What do you do when your army is destroyed, over and over again? For Russia in the mid-twentieth century, the best answer was “build a new army.”
Between 1918 and 1942, Russia’s army was torn down and rebuilt four times: once at the end of World War I, once at the end of the Russian Civil War, once during the Great Purge, and once during the first six months of Operation Barbarossa. Some of the best recent work on the Red Army has dispelled long-term myths, demonstrating the resilience and innovativeness of the organization in the face of often-horrific political headwinds.

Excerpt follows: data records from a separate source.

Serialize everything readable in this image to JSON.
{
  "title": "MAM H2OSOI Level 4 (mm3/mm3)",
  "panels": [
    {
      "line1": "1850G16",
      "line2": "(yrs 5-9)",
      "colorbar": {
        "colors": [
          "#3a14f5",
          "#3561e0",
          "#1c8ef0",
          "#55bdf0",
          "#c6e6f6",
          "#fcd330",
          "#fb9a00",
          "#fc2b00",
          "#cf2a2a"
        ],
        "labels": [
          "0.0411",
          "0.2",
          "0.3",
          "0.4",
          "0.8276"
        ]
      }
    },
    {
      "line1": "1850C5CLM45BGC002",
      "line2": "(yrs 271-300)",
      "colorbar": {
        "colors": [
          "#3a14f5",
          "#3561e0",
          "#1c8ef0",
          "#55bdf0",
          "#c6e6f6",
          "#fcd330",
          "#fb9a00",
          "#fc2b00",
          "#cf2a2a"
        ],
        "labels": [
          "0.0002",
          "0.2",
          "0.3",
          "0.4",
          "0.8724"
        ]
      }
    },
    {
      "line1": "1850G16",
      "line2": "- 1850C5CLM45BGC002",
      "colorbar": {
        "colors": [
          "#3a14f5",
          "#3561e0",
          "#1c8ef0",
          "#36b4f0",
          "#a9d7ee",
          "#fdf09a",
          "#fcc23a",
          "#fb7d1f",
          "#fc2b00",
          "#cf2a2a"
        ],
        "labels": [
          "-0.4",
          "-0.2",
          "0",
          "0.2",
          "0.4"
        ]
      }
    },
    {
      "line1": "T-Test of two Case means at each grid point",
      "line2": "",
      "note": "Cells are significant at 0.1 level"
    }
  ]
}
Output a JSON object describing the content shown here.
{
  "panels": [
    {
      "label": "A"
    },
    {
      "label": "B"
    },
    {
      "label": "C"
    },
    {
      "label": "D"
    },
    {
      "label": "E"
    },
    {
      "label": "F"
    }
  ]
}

But the cycle of death and rebirth of the Red Army continues to hold lessons for the study of modern military organizations. The Red Army endured and prevailed for several reasons: it preserved (often at great cost and difficulty) the military traditions of its social base; it borrowed liberally (but not too liberally) from the experiences and technologies of others; and it adapted (sometimes clumsily, but at other times with great shrewdness) to the idiosyncratic political conditions of Soviet Russia. These lessons remain useful for the United States, as it continues to rebuild foreign militaries under the mantle of “partnership.”
The Cauldron
The Imperial Russian Army performed more effectively in the latter half of World War I than is commonly understood, especially considering the quality of the German forces it fought. The 1916 Brusilov offensive highlighted some exceptionally innovative tactics, in many ways outpacing developments on the Western Front. But the czarist state lacked the political capacity to survive the rigors of war. Kerensky’s Provisional Government couldn’t do much better, and the army descended into mutiny and defeat by 1917.